What did the Federal Reserve say?

  • US Federal Reserve maintained that they would continue with an accommodative monetary policy and bond buying programme to support the economy, generate employment and achieve inflation of around 2%.
  • At the same time, they discussed the rate hike and an eventual reduction, or tapering, of the central bank’s bond buying programme. This was a deviation from its March announcement. 
    • In March 2021, the Fed signalled that they would hold the rates near zero through 2023.
  • Some members were also in favour of raising rates at least once in 2022. 
  • The Federal Reserve noted that the progress on vaccinations has reduced the spread of Covid-19 in USA and with strong policy support the fundamentals of the economy has strengthened necessitating rate hike.

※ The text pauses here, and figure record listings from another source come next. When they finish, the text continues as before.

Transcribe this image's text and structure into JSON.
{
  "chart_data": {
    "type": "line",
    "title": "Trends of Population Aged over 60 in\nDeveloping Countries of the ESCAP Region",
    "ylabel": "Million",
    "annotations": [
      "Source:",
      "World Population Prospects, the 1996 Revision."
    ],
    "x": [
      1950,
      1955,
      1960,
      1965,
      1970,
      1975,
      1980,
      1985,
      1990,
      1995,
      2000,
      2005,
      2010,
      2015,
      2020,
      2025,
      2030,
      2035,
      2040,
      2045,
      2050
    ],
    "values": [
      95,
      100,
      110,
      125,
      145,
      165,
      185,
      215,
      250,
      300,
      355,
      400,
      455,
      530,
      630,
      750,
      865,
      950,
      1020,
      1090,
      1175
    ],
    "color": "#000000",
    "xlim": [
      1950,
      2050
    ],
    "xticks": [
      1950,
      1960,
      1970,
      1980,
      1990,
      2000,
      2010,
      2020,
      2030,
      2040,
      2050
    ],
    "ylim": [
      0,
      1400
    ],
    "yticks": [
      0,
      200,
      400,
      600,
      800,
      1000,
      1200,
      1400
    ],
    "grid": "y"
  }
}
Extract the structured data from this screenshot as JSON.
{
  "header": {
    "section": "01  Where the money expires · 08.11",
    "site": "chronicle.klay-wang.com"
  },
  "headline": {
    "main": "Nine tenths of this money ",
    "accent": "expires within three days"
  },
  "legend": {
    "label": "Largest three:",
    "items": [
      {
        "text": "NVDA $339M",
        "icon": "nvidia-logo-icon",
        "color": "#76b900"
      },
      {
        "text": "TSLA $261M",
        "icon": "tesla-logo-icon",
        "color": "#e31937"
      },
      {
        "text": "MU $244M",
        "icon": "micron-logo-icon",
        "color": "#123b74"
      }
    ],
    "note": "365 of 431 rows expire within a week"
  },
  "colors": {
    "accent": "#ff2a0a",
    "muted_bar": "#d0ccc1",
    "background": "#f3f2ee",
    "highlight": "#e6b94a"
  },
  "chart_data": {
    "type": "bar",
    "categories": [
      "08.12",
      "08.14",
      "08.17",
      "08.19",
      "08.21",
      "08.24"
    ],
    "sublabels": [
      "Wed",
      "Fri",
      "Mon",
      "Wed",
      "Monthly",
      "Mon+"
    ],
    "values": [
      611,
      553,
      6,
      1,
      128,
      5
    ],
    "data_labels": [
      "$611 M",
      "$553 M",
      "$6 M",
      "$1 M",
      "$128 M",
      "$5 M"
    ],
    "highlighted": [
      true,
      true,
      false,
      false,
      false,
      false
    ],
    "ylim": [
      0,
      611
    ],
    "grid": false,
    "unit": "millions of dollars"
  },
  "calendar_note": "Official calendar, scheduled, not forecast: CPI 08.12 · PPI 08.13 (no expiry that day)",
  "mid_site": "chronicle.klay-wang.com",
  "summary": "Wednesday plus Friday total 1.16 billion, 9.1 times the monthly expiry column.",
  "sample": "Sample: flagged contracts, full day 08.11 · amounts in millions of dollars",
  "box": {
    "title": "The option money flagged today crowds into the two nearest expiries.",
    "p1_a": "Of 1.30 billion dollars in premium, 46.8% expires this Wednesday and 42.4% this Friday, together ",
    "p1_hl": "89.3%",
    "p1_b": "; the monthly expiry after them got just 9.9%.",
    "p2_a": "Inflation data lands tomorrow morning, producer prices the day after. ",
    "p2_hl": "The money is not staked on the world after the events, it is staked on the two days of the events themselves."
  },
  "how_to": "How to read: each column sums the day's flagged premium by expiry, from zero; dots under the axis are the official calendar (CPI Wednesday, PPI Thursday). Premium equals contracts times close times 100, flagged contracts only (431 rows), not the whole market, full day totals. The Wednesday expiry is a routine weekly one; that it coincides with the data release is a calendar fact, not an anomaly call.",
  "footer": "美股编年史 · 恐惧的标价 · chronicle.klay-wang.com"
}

How did the markets react?

  • A hike in interest rates in the US has a bearing on the debt and equity markets, not just in the US but also in emerging economies.
    • India had witnessed record foreign portfolio investments (FPI) over the last one year due to easy monetary policy of US Federal Reserve. Investors could get easy loans & pump it into emerging markets for quick returns.
  • After the Fed’s signalling, the Dow Jones Industrial fell 265 points and the treasury yield rose from 1.498% to 1.569%. 
  • In India, the benchmark Sensex fell 461 points or 0.87% and the rupee lost 75 paisa or 1% against the dollar.

What could be the impact of an early hike in interest rates?

  • News of a hike in interest rate in the US leads not only to an outflow of funds from equities into US treasury bonds, but also to an outflow of funds from emerging economies to the US.
  • The rupee is also expected to come under pressure as the dollar strengthens.
  • After June witnessed FPI inflows of Rs 14,500 crore into Indian capital markets, it remains to be seen if there is a slowdown in the pace of inflow over the coming weeks and months

What are domestic concerns for India?

  • Wholesale inflation has been rising for five months, and is expected to rise further as the impact of high crude prices and surging commodity prices feed in due to weakened rupee.
  • In India, an ebbing of the second wave of the pandemic and increasing vaccination numbers have led to expectations of a recovery in demand, and higher raw material prices. This would cause retail inflation to rise as well.
  • Both wholesale & retain inflation puts the RBI on a tightrope walk in balancing the growth-inflation dynamics.
  • Meanwhile, as there is no further scope for a rate cut by RBI, all eyes are on the government for fiscal policy action to spur growth.